Optimization of Gluten-Free Formulations for French-Style Breads
S. Mezaize, S. Chevallier, A. Le Bail, and M. De Lamballerie
Researchers studied several hydrocolloids (carboxymethylcellulose, guar gum, hydroxypropylmethylcellulose, and xanthan gum) and substitutes (buckwheat flour, whole egg powder, and whey proteins) to optimize a gluten-free formulation that provided bread similar to French bread. Bread with 1.9% guar gum (w/w, total flour basis) and 5% buckwheat flour (of all flours and substitutes) mimicked French bread quality attributes.
Gluten-Free Snacks Using Plantain–Chickpea and Maize Blend: Chemical Composition, Starch Digestibility, and Predicted Glycemic Index
Pamela C. Flores-Silva, Sandra L. Rodriguez-Ambriz, and Luis A. Bello-Pérez
Researchers extruded and deep-fried unripe plantain, chickpea, and maize flour blends to produce gluten-free snacks with high dietary fiber contents (13.7–18.2 g/100 g) and low predicted glycemic index (28 to 35). The gluten-free snacks presented lower fat content (12.7–13.6 g/100 g) than those reported in similar commercial snacks. The overall acceptability of the gluten-free snacks was similar to a chili-flavored commercial snack.

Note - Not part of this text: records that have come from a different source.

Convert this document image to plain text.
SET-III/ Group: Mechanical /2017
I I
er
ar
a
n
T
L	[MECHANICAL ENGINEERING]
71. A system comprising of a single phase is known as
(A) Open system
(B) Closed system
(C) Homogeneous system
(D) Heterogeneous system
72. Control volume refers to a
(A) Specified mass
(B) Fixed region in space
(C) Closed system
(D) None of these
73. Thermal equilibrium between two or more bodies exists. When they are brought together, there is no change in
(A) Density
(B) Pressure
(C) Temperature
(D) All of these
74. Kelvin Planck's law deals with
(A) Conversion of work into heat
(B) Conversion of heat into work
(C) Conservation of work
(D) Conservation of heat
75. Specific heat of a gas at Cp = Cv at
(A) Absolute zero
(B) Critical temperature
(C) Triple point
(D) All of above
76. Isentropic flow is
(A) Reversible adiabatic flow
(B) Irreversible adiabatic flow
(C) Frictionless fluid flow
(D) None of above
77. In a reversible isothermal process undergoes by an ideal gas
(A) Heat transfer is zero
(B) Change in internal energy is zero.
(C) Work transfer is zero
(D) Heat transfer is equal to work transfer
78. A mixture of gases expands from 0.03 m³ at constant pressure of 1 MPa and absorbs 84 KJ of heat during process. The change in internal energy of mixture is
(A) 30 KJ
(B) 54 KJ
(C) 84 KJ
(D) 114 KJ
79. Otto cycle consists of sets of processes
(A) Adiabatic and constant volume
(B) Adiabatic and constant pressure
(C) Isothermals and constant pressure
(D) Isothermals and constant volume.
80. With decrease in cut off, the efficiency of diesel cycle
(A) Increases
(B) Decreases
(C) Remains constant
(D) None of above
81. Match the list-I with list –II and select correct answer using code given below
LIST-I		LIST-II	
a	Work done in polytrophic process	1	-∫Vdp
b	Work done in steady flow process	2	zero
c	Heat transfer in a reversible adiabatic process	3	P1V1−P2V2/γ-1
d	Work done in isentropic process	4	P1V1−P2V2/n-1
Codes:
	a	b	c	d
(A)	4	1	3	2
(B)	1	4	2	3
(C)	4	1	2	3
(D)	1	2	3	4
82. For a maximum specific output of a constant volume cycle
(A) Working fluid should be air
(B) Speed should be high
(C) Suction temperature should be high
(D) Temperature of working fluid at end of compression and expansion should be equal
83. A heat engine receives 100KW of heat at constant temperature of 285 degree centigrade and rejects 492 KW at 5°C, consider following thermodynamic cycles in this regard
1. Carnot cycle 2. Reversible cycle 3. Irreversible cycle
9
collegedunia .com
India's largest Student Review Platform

Influence of Final Baking Technologies in Partially Baked Frozen Gluten-Free Bread Quality
Núria Aguilar, Elena Albanell, Begoña Miñarro, Joan Gallardo, and Marta Capellas
Researchers compared the effects three final baking methods—convection oven (FBC), microwave oven (FBM), and microwave oven with susceptor packaging material (FBMS)—on partially baked frozen gluten-free bread. FBC and FBMS rendered gluten-free breads that could not be distinguished by consumers in a triangular test. These two baking methods yielded the same volatile compounds profile.
Characterization of the Bread Made with Durum Wheat Semolina Rendered Gluten Free by Sourdough Biotechnology in Comparison with Commercial Gluten-Free Products
Carlo Giuseppe Rizzello, Marco Montemurro, and Marco Gobbetti
Researchers studied the nutritional, structural, organoleptic characteristics of a new type of gluten-free bread, which was produced with wheat flour that was rendered gluten free by sourdough fermentation technology. The gluten-free bread was comparable to gluten-containing wheat in terms of vitamins, minerals, dietary fiber, and sensory characteristics.

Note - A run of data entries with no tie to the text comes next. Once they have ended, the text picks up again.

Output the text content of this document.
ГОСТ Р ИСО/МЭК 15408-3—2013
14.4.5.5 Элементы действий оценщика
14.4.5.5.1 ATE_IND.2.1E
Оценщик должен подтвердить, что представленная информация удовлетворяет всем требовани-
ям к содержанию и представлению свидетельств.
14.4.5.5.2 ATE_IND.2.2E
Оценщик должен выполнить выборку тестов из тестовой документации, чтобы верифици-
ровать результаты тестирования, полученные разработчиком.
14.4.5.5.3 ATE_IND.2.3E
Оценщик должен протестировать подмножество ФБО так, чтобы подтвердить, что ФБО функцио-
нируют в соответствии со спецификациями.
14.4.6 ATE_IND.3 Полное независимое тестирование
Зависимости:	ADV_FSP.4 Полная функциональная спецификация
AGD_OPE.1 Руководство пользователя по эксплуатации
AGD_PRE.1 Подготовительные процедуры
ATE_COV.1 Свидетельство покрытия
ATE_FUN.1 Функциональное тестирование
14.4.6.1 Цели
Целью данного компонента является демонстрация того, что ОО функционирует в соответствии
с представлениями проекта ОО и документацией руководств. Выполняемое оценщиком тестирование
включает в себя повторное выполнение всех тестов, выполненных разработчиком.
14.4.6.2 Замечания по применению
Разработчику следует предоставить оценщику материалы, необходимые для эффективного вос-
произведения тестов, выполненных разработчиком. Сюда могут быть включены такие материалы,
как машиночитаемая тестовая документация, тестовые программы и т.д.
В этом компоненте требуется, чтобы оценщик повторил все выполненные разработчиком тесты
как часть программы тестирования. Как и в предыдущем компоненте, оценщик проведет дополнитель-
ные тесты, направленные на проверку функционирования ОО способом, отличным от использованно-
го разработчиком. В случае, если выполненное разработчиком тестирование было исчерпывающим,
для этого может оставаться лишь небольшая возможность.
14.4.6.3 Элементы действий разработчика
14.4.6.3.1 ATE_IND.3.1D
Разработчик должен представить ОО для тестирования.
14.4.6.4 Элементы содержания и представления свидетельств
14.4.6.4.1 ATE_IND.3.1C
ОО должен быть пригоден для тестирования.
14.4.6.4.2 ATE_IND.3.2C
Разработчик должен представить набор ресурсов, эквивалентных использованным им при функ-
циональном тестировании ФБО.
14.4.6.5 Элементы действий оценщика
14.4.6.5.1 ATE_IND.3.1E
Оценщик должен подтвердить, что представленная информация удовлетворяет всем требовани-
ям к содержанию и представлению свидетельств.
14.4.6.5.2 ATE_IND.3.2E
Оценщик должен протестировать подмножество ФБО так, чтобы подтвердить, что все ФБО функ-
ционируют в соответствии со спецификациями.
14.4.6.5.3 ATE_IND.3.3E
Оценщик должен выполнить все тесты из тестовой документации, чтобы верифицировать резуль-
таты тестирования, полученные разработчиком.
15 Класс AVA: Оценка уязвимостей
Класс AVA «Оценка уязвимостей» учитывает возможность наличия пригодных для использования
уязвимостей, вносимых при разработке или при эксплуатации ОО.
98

Rheological, Physical, and Sensory Attributes of Gluten-Free Rice Cakes Containing Resistant Starch
Kleopatra Tsatsaragkou, Maria Papantoniou, and Ioanna Mandala
Research suggests that the incorporation of resistant starch in gluten-free rice cakes may improve the nutritional profile (i.e., dietary fiber) of the products without negatively impacting the sensory characteristics.
Proteins of Amaranth (Amaranthus spp.), Buckwheat (Fagopyrum spp.), and Quinoa (Chenopodium spp.): A Food Science and Technology Perspective
Amaranth, buckwheat, and quinoa are three major pseudocereals that contain high levels of starch, proteins, dietary fiber, minerals, vitamins, and other bioactives. Their proteins have well-balanced amino acid compositions, are more sustainable than those from animal sources, and can be consumed by patients suffering from celiac disease.
Characterization of Antibodies for Grain-Specific Gluten Detection
Girdhari M. Sharma, Prasad Rallabhandi, Kristina M. Williams, and Autusa Pahlavan
Gluten detection in foods by immunoassays can be challenging due to the differences in gluten based on the grain source. An alternate to address this difference is to develop immunoassays specific for gluten from these grains. This study characterizes the polyclonal antibodies developed for grain-specific gluten detection. The high specificity and minimal cross-reactivity of grain-specific antibodies suggest their potential use in immunoassays for accurate gluten quantitation.